Module Catalogues, Xi'an Jiaotong-Liverpool University   
 
Module Code: ECO401
Module Title: Econometrics
Module Level: Level 4
Module Credits: 5.00
Academic Year: 2020/21
Semester: SEM1
Originating Department: International Business School Suzhou
Pre-requisites: N/A
   
Aims
The goal of this module is to provide students with a solid foundation in the statistical and econometric techniques that allow them to conduct independent empirical investigations in economics and finance. The approach centers on the regression methods, including their use in estimating and testing the validity of models in economics and finance. The module serves as a guide for business managers, research economists and practitioners.
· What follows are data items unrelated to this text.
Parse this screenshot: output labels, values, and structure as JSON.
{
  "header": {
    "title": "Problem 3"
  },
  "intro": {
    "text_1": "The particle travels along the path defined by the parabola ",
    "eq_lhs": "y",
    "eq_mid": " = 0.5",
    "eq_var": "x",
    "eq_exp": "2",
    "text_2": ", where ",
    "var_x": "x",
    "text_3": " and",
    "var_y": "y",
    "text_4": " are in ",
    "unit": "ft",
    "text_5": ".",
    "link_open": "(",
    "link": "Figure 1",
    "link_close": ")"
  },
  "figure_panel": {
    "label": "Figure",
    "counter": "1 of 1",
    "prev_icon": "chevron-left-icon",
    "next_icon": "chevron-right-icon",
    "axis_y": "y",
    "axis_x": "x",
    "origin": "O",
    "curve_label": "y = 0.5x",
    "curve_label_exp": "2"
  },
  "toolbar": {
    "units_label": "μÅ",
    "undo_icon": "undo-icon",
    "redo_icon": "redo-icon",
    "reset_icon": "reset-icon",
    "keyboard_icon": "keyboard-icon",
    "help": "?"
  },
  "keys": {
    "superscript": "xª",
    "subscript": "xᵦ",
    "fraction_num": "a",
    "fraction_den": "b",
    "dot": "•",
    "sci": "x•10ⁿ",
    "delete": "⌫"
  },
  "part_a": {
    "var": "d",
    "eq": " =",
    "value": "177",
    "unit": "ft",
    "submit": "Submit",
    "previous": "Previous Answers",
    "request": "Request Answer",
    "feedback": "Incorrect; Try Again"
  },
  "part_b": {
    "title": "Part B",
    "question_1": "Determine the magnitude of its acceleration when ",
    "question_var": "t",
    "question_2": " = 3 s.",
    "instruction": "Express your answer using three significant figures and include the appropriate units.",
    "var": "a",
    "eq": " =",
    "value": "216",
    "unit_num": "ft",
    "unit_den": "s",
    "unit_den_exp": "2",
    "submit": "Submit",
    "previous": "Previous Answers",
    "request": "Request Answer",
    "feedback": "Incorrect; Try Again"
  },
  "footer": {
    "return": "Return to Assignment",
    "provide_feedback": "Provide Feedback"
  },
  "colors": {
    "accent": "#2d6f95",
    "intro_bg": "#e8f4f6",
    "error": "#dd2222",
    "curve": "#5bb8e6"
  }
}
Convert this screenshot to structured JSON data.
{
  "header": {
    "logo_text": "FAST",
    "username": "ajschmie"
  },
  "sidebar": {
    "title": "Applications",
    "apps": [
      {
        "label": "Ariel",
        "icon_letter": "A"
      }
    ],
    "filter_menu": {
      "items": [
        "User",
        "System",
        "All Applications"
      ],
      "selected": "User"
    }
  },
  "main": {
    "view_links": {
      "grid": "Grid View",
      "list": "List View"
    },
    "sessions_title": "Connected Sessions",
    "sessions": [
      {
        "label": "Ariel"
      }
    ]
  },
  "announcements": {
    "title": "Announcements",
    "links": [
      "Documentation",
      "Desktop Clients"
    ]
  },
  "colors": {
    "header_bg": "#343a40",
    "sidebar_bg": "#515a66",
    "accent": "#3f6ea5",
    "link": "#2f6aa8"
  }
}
The aims are that students will: (i) acquire “hands on” training in the use, presentation and interpretation of economic data; (ii) understand aspects of the theories and principles of econometric analysis in economics and finance, (iii) be aware of a range of inferential techniques commonly employed in econometrics, and (iv) understand the limitations of such techniques in different circumstances.
Learning outcomes 
A Demonstrate in-depth knowledge and understanding of OLS assumptions and of their violations

B Critically evaluate and apply a range of mathematical and statistical techniques necessary for understanding and using econometric methodology.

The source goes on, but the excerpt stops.